The U.S. military on Wednesday released a freelance Iraqi journalist who had been held without charge for 17 months after telling him more than a year ago that his detention had been "a mistake," the journalist said.
Ibrahim Jassam, a freelance cameraman and photographer for the London-based Reuters news agency, said in a telephone interview that his U.S. interrogators had initially accused him of disseminating material relating to insurgent attacks. He had been seized in a nighttime raid on his home south of Baghdad in September 2008.
Jassam denied the charge and, after a couple of months, the U.S. military told him that he "was captured by mistake," he said. An Iraqi court ordered him released for lack of evidence in November 2008.

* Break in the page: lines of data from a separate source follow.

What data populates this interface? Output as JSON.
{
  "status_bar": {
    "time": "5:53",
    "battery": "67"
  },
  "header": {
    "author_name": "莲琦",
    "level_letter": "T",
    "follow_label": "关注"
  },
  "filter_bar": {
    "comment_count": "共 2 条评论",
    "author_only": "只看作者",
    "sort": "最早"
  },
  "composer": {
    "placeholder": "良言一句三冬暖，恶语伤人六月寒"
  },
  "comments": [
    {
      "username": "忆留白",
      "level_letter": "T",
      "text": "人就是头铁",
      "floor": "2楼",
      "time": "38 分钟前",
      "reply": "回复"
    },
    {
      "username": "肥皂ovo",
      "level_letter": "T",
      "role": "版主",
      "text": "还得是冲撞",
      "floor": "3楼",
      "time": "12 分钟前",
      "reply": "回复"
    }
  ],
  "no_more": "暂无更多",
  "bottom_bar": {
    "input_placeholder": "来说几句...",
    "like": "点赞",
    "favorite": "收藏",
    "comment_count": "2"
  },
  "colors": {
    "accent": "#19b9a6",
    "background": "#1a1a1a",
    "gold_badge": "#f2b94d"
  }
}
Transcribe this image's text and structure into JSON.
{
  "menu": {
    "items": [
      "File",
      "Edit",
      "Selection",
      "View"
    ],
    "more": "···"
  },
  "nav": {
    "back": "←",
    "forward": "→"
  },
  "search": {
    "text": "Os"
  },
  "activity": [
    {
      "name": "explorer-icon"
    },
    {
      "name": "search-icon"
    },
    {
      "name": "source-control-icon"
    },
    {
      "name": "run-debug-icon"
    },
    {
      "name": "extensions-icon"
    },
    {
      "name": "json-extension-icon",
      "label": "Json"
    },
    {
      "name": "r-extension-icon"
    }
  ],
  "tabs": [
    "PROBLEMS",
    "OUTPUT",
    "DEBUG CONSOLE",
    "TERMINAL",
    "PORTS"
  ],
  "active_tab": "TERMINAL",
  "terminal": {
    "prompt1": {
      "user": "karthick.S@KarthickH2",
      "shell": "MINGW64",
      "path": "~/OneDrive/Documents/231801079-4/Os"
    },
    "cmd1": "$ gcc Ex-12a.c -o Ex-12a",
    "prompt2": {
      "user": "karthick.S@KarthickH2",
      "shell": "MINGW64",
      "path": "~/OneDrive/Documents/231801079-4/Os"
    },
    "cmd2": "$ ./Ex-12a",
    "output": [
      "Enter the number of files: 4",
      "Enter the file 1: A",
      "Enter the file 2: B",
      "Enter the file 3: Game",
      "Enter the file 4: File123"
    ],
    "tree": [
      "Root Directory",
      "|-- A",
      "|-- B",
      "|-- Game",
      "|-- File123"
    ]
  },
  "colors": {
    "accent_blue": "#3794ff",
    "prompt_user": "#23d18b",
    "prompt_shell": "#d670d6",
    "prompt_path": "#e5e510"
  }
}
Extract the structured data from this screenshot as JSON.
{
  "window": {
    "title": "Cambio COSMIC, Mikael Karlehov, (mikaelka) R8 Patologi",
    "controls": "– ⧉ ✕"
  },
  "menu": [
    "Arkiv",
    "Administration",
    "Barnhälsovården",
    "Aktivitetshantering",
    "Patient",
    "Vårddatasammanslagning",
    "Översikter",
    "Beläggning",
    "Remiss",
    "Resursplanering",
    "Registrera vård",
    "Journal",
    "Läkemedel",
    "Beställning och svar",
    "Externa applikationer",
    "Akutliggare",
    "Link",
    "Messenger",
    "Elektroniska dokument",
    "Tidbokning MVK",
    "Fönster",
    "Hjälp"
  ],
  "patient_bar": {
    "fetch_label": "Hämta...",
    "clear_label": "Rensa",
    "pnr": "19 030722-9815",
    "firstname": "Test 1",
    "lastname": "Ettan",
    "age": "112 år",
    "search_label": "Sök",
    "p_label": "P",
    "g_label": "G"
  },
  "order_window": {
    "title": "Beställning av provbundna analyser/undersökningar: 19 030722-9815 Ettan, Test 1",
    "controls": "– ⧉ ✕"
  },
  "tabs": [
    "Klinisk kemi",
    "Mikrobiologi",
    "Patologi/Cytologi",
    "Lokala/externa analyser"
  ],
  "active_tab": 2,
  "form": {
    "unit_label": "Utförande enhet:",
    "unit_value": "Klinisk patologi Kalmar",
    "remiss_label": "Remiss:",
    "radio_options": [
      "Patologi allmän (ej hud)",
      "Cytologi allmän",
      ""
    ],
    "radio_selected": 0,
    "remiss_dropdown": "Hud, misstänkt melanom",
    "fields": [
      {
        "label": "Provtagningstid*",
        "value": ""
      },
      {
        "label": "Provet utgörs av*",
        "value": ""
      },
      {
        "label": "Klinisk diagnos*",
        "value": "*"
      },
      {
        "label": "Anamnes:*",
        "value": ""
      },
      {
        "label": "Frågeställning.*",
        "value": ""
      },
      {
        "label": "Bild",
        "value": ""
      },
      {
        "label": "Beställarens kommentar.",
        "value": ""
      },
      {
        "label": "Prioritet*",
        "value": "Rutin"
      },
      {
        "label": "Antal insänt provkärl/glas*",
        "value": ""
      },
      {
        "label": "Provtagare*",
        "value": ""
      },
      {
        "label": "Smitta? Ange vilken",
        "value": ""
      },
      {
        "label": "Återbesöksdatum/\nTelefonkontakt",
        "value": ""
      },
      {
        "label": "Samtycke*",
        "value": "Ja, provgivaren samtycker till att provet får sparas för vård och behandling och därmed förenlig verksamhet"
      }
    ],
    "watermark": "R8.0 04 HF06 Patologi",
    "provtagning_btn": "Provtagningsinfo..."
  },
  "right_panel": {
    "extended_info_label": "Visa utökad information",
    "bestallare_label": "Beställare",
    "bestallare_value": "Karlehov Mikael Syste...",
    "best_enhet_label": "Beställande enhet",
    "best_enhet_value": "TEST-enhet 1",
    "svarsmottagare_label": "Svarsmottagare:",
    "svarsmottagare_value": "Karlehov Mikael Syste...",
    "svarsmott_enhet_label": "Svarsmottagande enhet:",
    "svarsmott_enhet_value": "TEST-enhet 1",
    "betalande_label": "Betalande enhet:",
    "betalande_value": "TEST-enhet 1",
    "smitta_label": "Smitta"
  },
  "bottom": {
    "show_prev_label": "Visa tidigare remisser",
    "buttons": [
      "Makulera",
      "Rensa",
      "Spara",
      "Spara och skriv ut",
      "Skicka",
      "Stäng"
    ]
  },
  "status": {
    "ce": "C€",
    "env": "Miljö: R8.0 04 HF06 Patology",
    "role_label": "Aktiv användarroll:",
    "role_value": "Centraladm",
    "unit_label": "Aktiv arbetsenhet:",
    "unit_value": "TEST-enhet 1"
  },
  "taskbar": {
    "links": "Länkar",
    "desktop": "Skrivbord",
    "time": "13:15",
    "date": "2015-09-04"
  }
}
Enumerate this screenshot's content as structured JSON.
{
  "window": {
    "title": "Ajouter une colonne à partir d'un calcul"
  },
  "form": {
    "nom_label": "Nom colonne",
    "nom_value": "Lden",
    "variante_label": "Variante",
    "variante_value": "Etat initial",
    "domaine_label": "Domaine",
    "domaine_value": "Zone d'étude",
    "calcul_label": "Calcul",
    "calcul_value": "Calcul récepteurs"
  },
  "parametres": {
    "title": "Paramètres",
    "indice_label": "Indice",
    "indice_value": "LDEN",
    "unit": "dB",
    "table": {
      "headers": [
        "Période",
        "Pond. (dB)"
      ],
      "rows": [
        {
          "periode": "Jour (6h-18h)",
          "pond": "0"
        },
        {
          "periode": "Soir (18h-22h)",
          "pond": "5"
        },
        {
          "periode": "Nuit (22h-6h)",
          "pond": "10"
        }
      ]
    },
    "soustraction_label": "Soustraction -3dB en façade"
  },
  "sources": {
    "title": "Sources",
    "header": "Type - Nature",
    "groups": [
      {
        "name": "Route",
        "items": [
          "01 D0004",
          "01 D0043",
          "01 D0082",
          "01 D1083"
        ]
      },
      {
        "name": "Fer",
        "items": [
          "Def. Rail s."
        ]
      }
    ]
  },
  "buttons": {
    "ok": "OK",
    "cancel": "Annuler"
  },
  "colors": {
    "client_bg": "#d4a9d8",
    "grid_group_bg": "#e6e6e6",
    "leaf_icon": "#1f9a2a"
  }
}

The U.S. military rebutted Jassam's claim.
"Ibrahim Jassam's detention was not a mistake," said Marine Lt. Col. Patricia Johnson, spokeswoman for the U.S. military's detainee operations. "He was detained as a security threat in September 2008 as the result of activity with an insurgent organization. . . . There was intelligence evidence against him." The evidence can't be disclosed because it remains classified, she said.
Jassam was released, she said, under the terms of a security agreement that paves the way for the withdrawal of U.S. troops. The U.S. military has promised to hand over all detainees to the Iraqi government by August 2010. "It was his time to be released," Johnson said.
Jassam is the last of several Iraqi journalists to be detained and eventually freed by the U.S. military in the course of the 7-year-old war. None has been charged.
Jassam said his captivity had taken a toll.
"I feel about 15 years older, and it was very painful," he said. "Now I just want to help the other prisoners who are still in custody, many of whom are innocent."
Ahmed is a staff writer in The Times' Baghdad Bureau.